Bulli, Pupi e Pupari

La mia città massacrata. La mia Catania insultata ed infangata davanti agli occhi del mondo intero. Con bugie, falsità, menzogne.

La mia città spacciata per un covo di delinquenti, per un campo di battaglia permanente. I miei concittadini svenduti come ladri, violenti, imbroglioni.

RAI 3, telegiornale regionale delle 14:00 del 24 aprile 2007: va in onda lo spettacolo neocoloniale. Un falso reportage presenta la città come in preda a bande di "bulli" che prendono d'assalto la gente in pieno giorno mentre "fa lo shopping" con grave pericolo per l'incolumità personale.

In una città con un indice di criminalità comunque basso, dove puoi girare da solo la notte senza temere alcunché, patrimonio mondiale dell'UNESCO, dove le notizie degli efferati crimini che tranquillamente si consumano nei nebbiosi borghi padani sembrano provenire da un altro mondo, un inferno che Catania si è messo alle spalle con la fine degli anni '80 del secolo scorso.

Librino, un quartiere abitato da gente che fa i salti mortali per arrivare a poter riposare con lo stomaco pieno la sera, ma con dignità e senza scorciatoie.

Librino più sicuro del centro di Bologna in pieno giorno. Povero, ma vivo ed onesto. Librino dove anche amici e parenti miei hanno lavorato ed insegnato recandosi tranquillamente in motorino ogni giorno senza che mai gli fosse successo qualcosa. Librino il 2 febbraio scorso condannato senza processo ad essere considerato l'immagine stessa del degrado e del vizio umano: un falso costruito in piena e consapevole malafede dagli organi di informazione ragionali e nazionali.

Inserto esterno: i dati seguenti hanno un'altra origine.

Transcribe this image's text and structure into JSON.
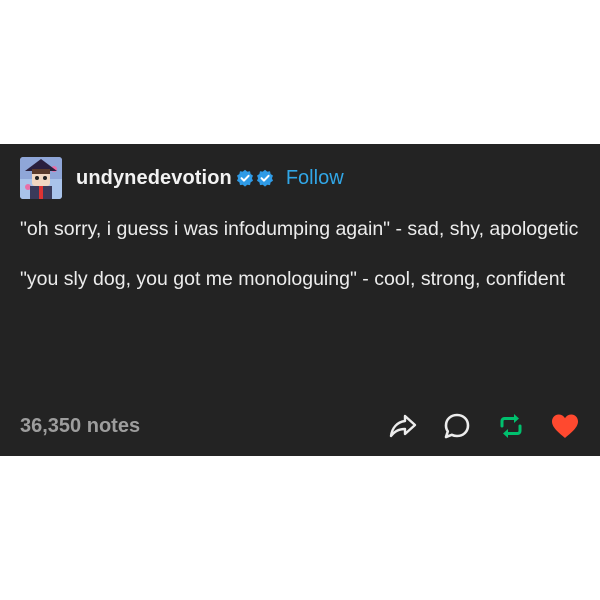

Catania, la città che sta tentando di alzare la testa, testarda ed impertinente. Si è permessa di mettere le prime pietre per trasformare la Sicilia in quell'hub del Mediterraneo che ci hanno impedito di essere da 150 anni a questa parte. Che ha completamente riprogettato il suo centro storico per attrarre quel turismo che merita. Che sta tentando di fare sistema con altre aree dell'isola per creare il valore aggiunto che serve alla nostra economia.

Catania sicuramente strafottente ed a tratti incivile, ma mai doma. Come in quell'11 gennaio 1693, quando perdeva all'improvviso due terzi della sua popolazione di 18.000 persone, ma che in soli 10 giorni, tra le macerie che ancora riempivano le strade dopo l'immane terremoto, si asciugava le lacrime e riapriva le aule universitarie in ricoveri di fortuna: altro che 11 settembre americano! Vengano loro a prendere lezioni da noi!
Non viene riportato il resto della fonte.